Dopo il 2011, quando il presidente Saleh si dimise, credevo che saremmo stati in grado di costruire uno stato civile e moderno in Yemen. Per conto delle Nazioni Unite lavoravo in un programma per motivare le persone, incluse le donne, affinché andassero a votare. Volevo che gli yemeniti gustassero il futuro della democrazia.
Ma avevo già attraversato due devastanti guerre precedenti, nel 1986 nello Yemen del sud e quella del 1994 fra nord e sud, e avevo due figli piccoli. Durante la sollevazione fummo testimoni del conflitto armato a Sana’a e nel timore, per i nostri bambini, che il conflitto crescesse, mio marito e io cominciammo a cercare opportunità fuori dal paese. Nel 2012, lui ebbe un’offerta di lavoro in Libano e andammo a stare a Beirut per cinque anni. Da là ho continuato a sostenere le organizzazioni della società civile e ho lavorato con Oxfam al programma “Crisi dei rifugiati siriani e giustizia di genere”. Quando cominciò la guerra nel 2014, in Yemen, sapevo che sarebbe stata lunga e orribile.
Qual è lo scopo della Peace Track Initiative (Iniziativa Traccia di Pace)?
L’Iniziativa lavora per localizzare processi di pace e assicurare ad essi inclusività, con la sottesa premessa che quelli direttamente toccati dalla guerra sono quelli con la posta in gioco più alta nella costruzione di pace. Si compone di due gruppi: uno si concentra sullo Yemen e l’altro sull’intero medioriente e la regione nordafricana. Per lo Yemen, sostengo le organizzazioni guidate da donne a livello comunitario e i gruppi di donne nelle attività di costruzione di pace. Troppe di queste donne sono invisibili al mondo.
Cosa stanno facendo le donne locali per promuovere la pace in Yemen? Perché la comunità internazionale non sa di loro?
Storicamente parlando, la situazione per le donne in Yemen era pessima.
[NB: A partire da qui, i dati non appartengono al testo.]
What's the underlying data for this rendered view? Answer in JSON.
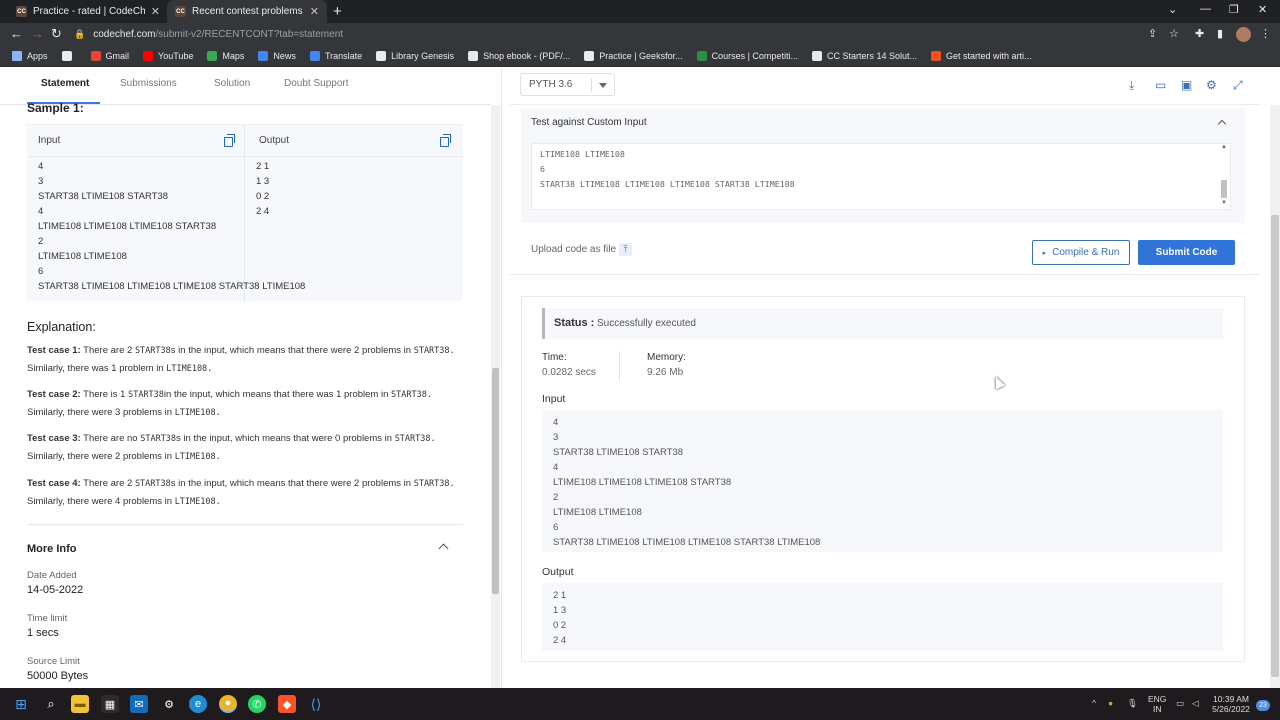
{
  "browser": {
    "tabs": [
      {
        "favicon": "CC",
        "title": "Practice - rated | CodeChef"
      },
      {
        "favicon": "CC",
        "title": "Recent contest problems - Submi"
      }
    ],
    "url_host": "codechef.com",
    "url_path": "/submit-v2/RECENTCONT?tab=statement",
    "bookmarks": [
      {
        "label": "Apps",
        "icon": "apps-grid-icon",
        "color": "#8ab4f8"
      },
      {
        "label": "",
        "icon": "github-icon",
        "color": "#e8eaed"
      },
      {
        "label": "Gmail",
        "icon": "gmail-icon",
        "color": "#ea4335"
      },
      {
        "label": "YouTube",
        "icon": "youtube-icon",
        "color": "#ff0000"
      },
      {
        "label": "Maps",
        "icon": "maps-icon",
        "color": "#34a853"
      },
      {
        "label": "News",
        "icon": "news-icon",
        "color": "#4285f4"
      },
      {
        "label": "Translate",
        "icon": "translate-icon",
        "color": "#4285f4"
      },
      {
        "label": "Library Genesis",
        "icon": "book-icon",
        "color": "#e8eaed"
      },
      {
        "label": "Shop ebook - (PDF/...",
        "icon": "globe-icon",
        "color": "#e8eaed"
      },
      {
        "label": "Practice | Geeksfor...",
        "icon": "globe-icon",
        "color": "#e8eaed"
      },
      {
        "label": "Courses | Competiti...",
        "icon": "gfg-icon",
        "color": "#2f8d46"
      },
      {
        "label": "CC Starters 14 Solut...",
        "icon": "globe-icon",
        "color": "#e8eaed"
      },
      {
        "label": "Get started with arti...",
        "icon": "microsoft-icon",
        "color": "#f25022"
      }
    ]
  },
  "problem_tabs": [
    "Statement",
    "Submissions",
    "Solution",
    "Doubt Support"
  ],
  "sample": {
    "title": "Sample 1:",
    "input_label": "Input",
    "output_label": "Output",
    "input_lines": [
      "4",
      "3",
      "START38 LTIME108 START38",
      "4",
      "LTIME108 LTIME108 LTIME108 START38",
      "2",
      "LTIME108 LTIME108",
      "6",
      "START38 LTIME108 LTIME108 LTIME108 START38 LTIME108"
    ],
    "output_lines": [
      "2 1",
      "1 3",
      "0 2",
      "2 4"
    ]
  },
  "explanation": {
    "title": "Explanation:",
    "cases": [
      {
        "label": "Test case 1:",
        "l1a": "There are",
        "n1": "2",
        "code1": "START38",
        "l1b": "s in the input, which means that there were",
        "n2": "2",
        "l1c": "problems in",
        "code2": "START38.",
        "l2a": "Similarly, there was",
        "n3": "1",
        "l2b": "problem in",
        "code3": "LTIME108."
      },
      {
        "label": "Test case 2:",
        "l1a": "There is",
        "n1": "1",
        "code1": "START38",
        "l1b": "in the input, which means that there was",
        "n2": "1",
        "l1c": "problem in",
        "code2": "START38.",
        "l2a": "Similarly, there were",
        "n3": "3",
        "l2b": "problems in",
        "code3": "LTIME108."
      },
      {
        "label": "Test case 3:",
        "l1a": "There are no",
        "n1": "",
        "code1": "START38",
        "l1b": "s in the input, which means that were",
        "n2": "0",
        "l1c": "problems in",
        "code2": "START38.",
        "l2a": "Similarly, there were",
        "n3": "2",
        "l2b": "problems in",
        "code3": "LTIME108."
      },
      {
        "label": "Test case 4:",
        "l1a": "There are",
        "n1": "2",
        "code1": "START38",
        "l1b": "s in the input, which means that there were",
        "n2": "2",
        "l1c": "problems in",
        "code2": "START38.",
        "l2a": "Similarly, there were",
        "n3": "4",
        "l2b": "problems in",
        "code3": "LTIME108."
      }
    ]
  },
  "more_info": {
    "title": "More Info",
    "date_label": "Date Added",
    "date_value": "14-05-2022",
    "time_label": "Time limit",
    "time_value": "1 secs",
    "source_label": "Source Limit",
    "source_value": "50000 Bytes"
  },
  "editor": {
    "language": "PYTH 3.6",
    "custom_title": "Test against Custom Input",
    "custom_lines": [
      "LTIME108 LTIME108",
      "6",
      "START38 LTIME108 LTIME108 LTIME108 START38 LTIME108"
    ],
    "upload_label": "Upload code as file",
    "compile_label": "Compile & Run",
    "submit_label": "Submit Code"
  },
  "result": {
    "status_label": "Status :",
    "status_value": "Successfully executed",
    "time_label": "Time:",
    "time_value": "0.0282 secs",
    "memory_label": "Memory:",
    "memory_value": "9.26 Mb",
    "input_title": "Input",
    "input_lines": [
      "4",
      "3",
      "START38 LTIME108 START38",
      "4",
      "LTIME108 LTIME108 LTIME108 START38",
      "2",
      "LTIME108 LTIME108",
      "6",
      "START38 LTIME108 LTIME108 LTIME108 START38 LTIME108"
    ],
    "output_title": "Output",
    "output_lines": [
      "2 1",
      "1 3",
      "0 2",
      "2 4"
    ]
  },
  "taskbar": {
    "lang_top": "ENG",
    "lang_bottom": "IN",
    "time": "10:39 AM",
    "date": "5/26/2022",
    "notifications": "23"
  },
  "colors": {
    "accent": "#2f74d6",
    "tab_underline": "#3b78d8"
  }
}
Le donne non avevano libertà decisionale di lavorare, viaggiare, sposarsi. Norme legislative, istituzionali e sociali hanno tutte ostacolato le donne. Ma le donne hanno guidato la rivoluzione nel 2011 e oggi le donne yemenite sono di nuovo in prima linea. Nelle aree assediate, le donne camminano per chilometri per portare beni di primo soccorso alle loro famiglie, mettono in moto convogli di rifornimenti, portano di nascosto medicine negli ospedali.
Le stime dicono che un terzo dei combattenti in Yemen sono bambini e le donne stanno affrontando la questione del reclutamento di minori. Le donne sono impegnate su questioni complicate come il rilascio dei detenuti, il contrasto al terrorismo tramite lavoro di coesione sociale e la de-radicalizzazione della gioventù. Le donne stanno lavorando per rivitalizzare l’economia tramite collettivi di risparmio, agricoltura e imprese sociali.
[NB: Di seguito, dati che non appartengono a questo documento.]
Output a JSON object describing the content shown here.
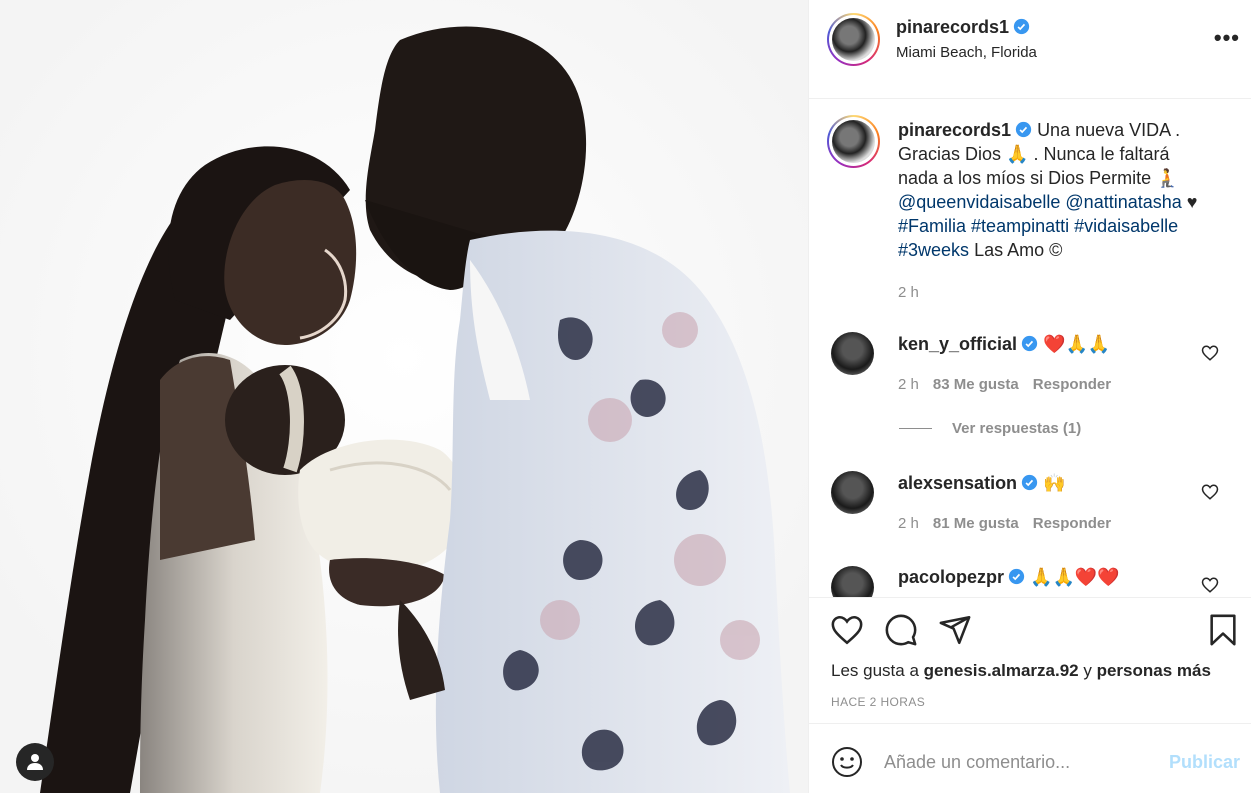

Quando le donne sono coinvolte nei processi di pace, noi ci concentriamo sulla condivisione di responsabilità anziché sulla condivisione del potere. La partecipazione delle donne al dialogo nazionale nel 2011 condusse alla creazione di una delle più forti piattaforme di diritti e libertà in tutta la storia yemenita. Ma le agenzie umanitarie che lavorano in Yemen ritraggono le donne solo come vittime passive. Le storie della loro resilienza e della loro leadership non arrivano alle notizie. Parte del problema può essere che diverse donne locali lavorano come individui o in coalizioni che non hanno una registrazione formale, e perciò sono private delle opportunità di finanziamento. Inoltre, molte donne yemenite non parlano inglese.
Il 4 dicembre del 2017 l’ex presidente Saleh è stato ucciso e la situazione in Yemen sembra essere peggiorata.
Per anni, lo Yemen è stato il peggior paese in cui le donne potessero vivere. Con questa guerra, la nostra crisi umanitaria è aumentata. Ora noi abbiamo un milione di donne incinte a rischio di denutrizione e circa due milioni di donne e bambine a rischio di violenza di genere, stupro incluso.
Ma quando tocchi il fondo c’è un solo modo di muoversi: verso l’alto. Io credo che una pace reale, sostenibile e inclusiva possa essere raggiunta in Yemen. E penso che la soluzione stia davvero nelle mani delle donne.